Single-cell RNA sequencing data acquisition
The raw single-cell RNA sequencing (scRNA-Seq) data of fluorescence-activated cell sorting (FACS)-sorted live synovial cells from naïve mice (two replicates) and mice on days 6, 14, or 25 of glucose-6-phosphate isomerase (GPI)-induced arthritis (one replicate per time point) were obtained from a previous analysis by Muench et al.41. The raw data from single-cell RNA sequencing is accessible in GEO (https://www.ncbi.nlm.nih.gov/geo/) under the accession number GSE184609 and the GPL24247 platform.
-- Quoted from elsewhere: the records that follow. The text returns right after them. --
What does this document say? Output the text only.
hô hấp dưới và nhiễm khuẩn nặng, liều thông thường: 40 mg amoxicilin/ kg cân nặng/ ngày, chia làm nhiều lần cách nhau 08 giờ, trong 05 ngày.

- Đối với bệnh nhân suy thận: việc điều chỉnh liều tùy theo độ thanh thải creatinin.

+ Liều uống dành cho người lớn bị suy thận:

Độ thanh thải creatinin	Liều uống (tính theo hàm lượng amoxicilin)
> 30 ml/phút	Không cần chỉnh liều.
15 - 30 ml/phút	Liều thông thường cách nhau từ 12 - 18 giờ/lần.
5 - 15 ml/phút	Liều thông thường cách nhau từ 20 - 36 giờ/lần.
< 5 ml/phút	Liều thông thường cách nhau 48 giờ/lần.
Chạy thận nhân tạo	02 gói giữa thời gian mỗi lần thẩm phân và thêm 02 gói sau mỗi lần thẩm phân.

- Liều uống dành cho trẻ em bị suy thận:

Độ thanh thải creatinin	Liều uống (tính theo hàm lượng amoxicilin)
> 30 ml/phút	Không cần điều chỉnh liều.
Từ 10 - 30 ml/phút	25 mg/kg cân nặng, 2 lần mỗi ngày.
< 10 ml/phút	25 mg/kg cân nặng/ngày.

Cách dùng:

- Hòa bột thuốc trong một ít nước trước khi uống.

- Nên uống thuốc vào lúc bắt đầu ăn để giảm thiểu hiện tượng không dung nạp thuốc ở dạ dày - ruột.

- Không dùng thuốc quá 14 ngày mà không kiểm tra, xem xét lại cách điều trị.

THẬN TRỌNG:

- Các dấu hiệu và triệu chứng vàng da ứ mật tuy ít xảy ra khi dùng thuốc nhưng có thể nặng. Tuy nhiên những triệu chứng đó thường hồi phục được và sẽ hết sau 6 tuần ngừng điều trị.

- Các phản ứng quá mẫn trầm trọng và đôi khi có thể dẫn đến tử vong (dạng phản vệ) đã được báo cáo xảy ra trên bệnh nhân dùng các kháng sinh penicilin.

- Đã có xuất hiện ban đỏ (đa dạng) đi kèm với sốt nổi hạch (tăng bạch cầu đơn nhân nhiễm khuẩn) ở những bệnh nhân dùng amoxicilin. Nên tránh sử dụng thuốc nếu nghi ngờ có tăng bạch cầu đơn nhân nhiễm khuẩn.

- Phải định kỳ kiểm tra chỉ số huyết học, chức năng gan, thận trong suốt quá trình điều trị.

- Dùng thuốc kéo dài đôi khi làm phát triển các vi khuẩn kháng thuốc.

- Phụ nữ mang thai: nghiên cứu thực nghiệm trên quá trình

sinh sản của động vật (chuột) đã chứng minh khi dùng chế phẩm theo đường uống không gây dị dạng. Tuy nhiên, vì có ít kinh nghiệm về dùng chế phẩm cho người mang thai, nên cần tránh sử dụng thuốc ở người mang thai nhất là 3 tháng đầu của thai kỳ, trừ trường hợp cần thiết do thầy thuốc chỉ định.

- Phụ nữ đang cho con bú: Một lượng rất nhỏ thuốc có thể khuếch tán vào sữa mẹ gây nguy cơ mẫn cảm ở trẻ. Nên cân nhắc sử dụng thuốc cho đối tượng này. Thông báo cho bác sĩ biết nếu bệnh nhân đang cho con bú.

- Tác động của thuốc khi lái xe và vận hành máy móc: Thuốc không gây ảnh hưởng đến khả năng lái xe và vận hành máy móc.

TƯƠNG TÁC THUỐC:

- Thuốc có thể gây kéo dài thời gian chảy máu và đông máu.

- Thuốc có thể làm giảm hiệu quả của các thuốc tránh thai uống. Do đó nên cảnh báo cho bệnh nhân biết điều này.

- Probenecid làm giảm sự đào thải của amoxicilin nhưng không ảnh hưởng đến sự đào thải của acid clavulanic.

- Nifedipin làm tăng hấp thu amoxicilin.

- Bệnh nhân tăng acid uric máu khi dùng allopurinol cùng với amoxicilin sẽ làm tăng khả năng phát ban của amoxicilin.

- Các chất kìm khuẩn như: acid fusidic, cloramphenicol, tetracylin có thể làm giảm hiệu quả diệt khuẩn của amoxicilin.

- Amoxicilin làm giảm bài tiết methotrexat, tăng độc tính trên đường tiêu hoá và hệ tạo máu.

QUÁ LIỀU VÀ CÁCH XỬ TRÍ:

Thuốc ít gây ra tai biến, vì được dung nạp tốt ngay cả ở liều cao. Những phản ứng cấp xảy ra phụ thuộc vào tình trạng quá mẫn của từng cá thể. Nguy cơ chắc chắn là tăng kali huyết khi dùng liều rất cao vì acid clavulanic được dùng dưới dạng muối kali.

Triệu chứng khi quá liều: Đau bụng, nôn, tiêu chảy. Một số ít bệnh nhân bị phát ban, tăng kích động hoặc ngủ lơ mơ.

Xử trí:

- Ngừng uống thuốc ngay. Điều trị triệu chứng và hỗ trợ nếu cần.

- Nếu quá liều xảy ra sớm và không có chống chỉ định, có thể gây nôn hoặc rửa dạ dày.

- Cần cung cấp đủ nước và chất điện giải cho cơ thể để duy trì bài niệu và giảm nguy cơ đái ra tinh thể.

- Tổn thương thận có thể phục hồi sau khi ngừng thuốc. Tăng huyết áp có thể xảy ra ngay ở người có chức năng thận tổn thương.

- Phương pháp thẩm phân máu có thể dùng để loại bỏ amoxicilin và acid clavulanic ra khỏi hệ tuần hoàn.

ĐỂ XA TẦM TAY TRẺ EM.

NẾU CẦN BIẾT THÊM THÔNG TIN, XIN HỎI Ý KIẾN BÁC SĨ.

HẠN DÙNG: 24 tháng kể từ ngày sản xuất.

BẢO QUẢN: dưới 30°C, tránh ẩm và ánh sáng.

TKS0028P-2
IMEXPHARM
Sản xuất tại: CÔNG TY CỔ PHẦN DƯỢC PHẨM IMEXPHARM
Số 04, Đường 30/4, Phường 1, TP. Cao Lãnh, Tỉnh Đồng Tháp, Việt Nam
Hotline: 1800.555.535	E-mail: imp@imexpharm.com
Data analysis was carried out using the SCANPY pipeline76. For further validation, two other datasets were analyzed related to post-traumatic osteoarthritis (PTOA) progression and murine model of ACL injury. The accession numbers are GSE17630877 and GSE21158478.
Single-cell RNA sequencing quality control and dimensionality reduction
We performed quality control to exclude low-quality and dead cells; we only included the cells that contained (1) >50 genes, (2) <30,000 counts, and (3) <20% of reads mapped to mitochondrial genes. Normalized expression was performed in the SCANPY pipeline using the normalize_total function or by estimating size factors for each cell to minimize bias within cell counts and enhance intercellular comparability of cell expression levels. Dimensionality reduction was conducted on the top 4,000 most highly variable genes (HVGs) to enable unsupervised grouping and cell-type identification by using principal component analysis (PCA). Then, Louvain community detection was embedded into a k-nearest-neighbor graph. Afterward, we created uniform manifold approximation (UMAP) embeddings to visualize this most relative neighbor graph using a minimal effective distance of 0.5, spread of 1.079. We performed clustering with a resolution of 0.1 to identify subpopulations of synovial cells. The cell types were determined by the levels of expression of marker genes80. The markers for annotating individual cells were adopted from a combination of previous study41 and The Human Protein Atlas website (https://www.proteinatlas.org/).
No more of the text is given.